Tabletop space opera role-playing game supplement

Instant Adventures is an anthology of short adventures published by West End Games (WEG) in 1997 for Star Wars: The Roleplaying Game, itself based on the Star Wars franchise.

==Description==
Star Wars Instant Adventures is a collection of nine short adventure scenarios for the Star Wars role-playing game that can be added to a campaign, introduced as a link between other adventures, or used anytime the gamemaster needs a short interlude. The book also includes 32 full-color adventure cards that provide illustrations of some of the ships, vehicles and aliens and people encountered in the scenarios.

The adventures include:
- "The Argovia Strike" by Paul Sudlow
- "Agent Nallok is Missing" by Peter Schweighofer
- "Heavy Lifting" by Floyd Wesel
- "Into the Heat of Battle" by Peter Schweighofer
- "Family Problems" by Floyd Wesel
- "Meltdown" by George Strayton
- "New Recruits and Rebel Guns" by Peter Schweighofer
- "The Treasure of Celis Mott" by Timothy S. O'Brien
- "Operation: Shadowstrike" by Eric Trautmann

==Publication history==
In 1987, to celebrate the 10th anniversary of Star Wars, Lucasfilm licensed WEG to produce a role-playing game based on the first three Star Wars movies. The result was Star Wars: The Roleplaying Game, which used the same D6 System created for their Ghostbusters role-playing game in 1986. This was updated by a second edition in 1992 that expanded to use material from Star Wars novels being written by Timothy Zahn and others. In 1997, WEG published Instant Adventures, a 64-page book with adventures written by six different authors, with interior art by Mike Chen, Paul Daly, Ray Lederer, Christopher Trevas, Christina Wald, and Loston Wallace, and cover art by Lucasfilm.
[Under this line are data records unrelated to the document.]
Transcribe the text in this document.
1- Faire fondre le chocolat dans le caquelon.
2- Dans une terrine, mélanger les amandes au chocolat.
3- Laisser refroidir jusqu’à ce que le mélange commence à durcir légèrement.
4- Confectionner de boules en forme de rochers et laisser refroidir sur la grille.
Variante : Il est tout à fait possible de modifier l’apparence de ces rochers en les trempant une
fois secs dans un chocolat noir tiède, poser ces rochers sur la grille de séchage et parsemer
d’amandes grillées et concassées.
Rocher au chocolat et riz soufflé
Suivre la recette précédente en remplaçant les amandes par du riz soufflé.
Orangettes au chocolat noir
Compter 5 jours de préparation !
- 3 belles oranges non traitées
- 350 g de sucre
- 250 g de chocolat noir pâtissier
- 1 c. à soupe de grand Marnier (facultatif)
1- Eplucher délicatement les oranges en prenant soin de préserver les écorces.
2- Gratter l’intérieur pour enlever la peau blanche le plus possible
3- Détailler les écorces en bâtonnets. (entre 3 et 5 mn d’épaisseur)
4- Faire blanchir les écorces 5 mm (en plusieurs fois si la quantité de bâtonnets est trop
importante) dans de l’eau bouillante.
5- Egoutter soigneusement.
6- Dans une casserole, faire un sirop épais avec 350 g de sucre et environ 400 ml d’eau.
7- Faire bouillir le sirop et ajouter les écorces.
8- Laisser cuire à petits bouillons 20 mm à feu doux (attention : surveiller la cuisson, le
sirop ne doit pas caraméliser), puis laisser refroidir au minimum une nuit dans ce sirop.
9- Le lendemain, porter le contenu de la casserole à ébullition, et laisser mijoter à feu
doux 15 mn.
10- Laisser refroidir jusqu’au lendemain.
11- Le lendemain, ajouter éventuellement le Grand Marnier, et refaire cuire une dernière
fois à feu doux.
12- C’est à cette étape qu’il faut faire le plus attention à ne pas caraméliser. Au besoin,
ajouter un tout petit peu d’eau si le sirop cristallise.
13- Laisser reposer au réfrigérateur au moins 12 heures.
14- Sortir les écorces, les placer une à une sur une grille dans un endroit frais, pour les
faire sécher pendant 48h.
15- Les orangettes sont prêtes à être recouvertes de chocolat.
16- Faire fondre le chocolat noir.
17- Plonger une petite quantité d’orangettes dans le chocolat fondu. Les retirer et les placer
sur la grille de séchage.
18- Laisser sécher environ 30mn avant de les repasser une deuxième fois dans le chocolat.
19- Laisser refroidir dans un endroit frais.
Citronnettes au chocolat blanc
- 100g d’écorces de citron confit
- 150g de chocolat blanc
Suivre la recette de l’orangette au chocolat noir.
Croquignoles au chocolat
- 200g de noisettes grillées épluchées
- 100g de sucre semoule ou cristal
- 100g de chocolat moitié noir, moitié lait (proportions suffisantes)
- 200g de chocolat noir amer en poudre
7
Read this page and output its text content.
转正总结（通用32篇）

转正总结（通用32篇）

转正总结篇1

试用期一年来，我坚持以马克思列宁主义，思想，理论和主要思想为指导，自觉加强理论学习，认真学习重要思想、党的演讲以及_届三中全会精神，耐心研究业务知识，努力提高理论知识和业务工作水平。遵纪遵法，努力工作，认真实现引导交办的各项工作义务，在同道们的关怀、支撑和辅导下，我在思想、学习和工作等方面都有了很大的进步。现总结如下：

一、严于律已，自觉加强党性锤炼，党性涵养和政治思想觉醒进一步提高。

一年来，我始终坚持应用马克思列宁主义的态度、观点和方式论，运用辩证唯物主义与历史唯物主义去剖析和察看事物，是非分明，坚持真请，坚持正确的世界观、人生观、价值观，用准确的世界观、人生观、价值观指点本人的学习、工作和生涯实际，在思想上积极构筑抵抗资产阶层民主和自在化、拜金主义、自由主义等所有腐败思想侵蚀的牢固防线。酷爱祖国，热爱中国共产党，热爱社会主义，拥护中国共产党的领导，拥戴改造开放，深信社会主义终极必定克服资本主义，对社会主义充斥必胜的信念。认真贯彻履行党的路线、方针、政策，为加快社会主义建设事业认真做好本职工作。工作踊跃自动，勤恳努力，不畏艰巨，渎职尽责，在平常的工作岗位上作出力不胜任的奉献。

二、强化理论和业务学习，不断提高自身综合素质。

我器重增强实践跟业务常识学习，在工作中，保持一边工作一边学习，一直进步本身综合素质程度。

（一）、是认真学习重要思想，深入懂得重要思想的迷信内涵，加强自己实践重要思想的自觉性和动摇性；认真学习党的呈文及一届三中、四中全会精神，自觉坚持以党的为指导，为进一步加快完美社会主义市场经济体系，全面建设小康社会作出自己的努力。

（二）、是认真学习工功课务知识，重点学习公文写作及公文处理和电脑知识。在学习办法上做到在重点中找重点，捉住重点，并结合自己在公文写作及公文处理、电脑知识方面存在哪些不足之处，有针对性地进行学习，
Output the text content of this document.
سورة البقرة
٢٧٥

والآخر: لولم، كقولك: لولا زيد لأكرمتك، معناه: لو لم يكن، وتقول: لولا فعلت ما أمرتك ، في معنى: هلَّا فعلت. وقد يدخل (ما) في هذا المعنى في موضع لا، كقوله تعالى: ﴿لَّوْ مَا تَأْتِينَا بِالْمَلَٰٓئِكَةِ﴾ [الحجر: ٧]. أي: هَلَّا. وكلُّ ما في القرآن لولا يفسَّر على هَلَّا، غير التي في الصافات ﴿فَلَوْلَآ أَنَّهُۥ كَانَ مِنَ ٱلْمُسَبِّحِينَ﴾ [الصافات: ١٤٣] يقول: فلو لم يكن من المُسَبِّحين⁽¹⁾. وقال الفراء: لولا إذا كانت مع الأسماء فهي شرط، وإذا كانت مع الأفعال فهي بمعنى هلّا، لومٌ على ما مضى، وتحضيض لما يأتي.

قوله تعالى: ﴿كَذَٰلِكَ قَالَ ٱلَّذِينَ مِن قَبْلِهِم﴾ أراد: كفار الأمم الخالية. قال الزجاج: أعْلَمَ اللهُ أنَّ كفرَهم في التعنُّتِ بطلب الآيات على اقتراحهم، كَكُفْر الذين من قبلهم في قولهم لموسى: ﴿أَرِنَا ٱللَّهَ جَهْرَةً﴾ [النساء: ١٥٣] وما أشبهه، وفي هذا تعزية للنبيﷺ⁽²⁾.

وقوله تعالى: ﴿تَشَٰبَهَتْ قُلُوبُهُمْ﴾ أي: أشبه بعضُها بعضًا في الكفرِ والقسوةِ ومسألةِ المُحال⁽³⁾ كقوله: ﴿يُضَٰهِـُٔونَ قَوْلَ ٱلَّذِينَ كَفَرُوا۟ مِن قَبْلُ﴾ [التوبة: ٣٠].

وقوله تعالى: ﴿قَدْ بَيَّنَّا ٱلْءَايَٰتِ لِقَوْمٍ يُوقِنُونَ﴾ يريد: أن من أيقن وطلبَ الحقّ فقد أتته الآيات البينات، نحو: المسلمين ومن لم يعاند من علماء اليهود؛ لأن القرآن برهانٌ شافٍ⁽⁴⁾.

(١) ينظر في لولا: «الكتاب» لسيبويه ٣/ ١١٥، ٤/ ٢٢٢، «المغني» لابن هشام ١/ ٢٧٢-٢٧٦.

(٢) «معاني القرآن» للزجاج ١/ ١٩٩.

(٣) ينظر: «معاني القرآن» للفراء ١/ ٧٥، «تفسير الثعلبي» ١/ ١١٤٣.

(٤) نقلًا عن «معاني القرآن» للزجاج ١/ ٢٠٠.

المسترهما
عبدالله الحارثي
Adventure card illustrations were done by Robert Duchlinski, Brian Schomburg, Christopher Trevas, and Christina Wald.

==Reception==
Andrew Rilstone reviewed Star Wars Instant Adventures for Arcane magazine, rating it a 7 out of 10 overall, and stated that "In short, Star Wars Instant Adventures does exactly what it says on the label."

In the December 1997 edition of Dragon (#242), Rick Swan liked the idea of "bite-sized adventures [...] each playable in an afternoon." He particularly liked "Agent Nallok is Missing" by Peter Schweighofer. Swan concluded, "Add a set of 32 reference cards (bound in the back of the book), and you've got a keeper."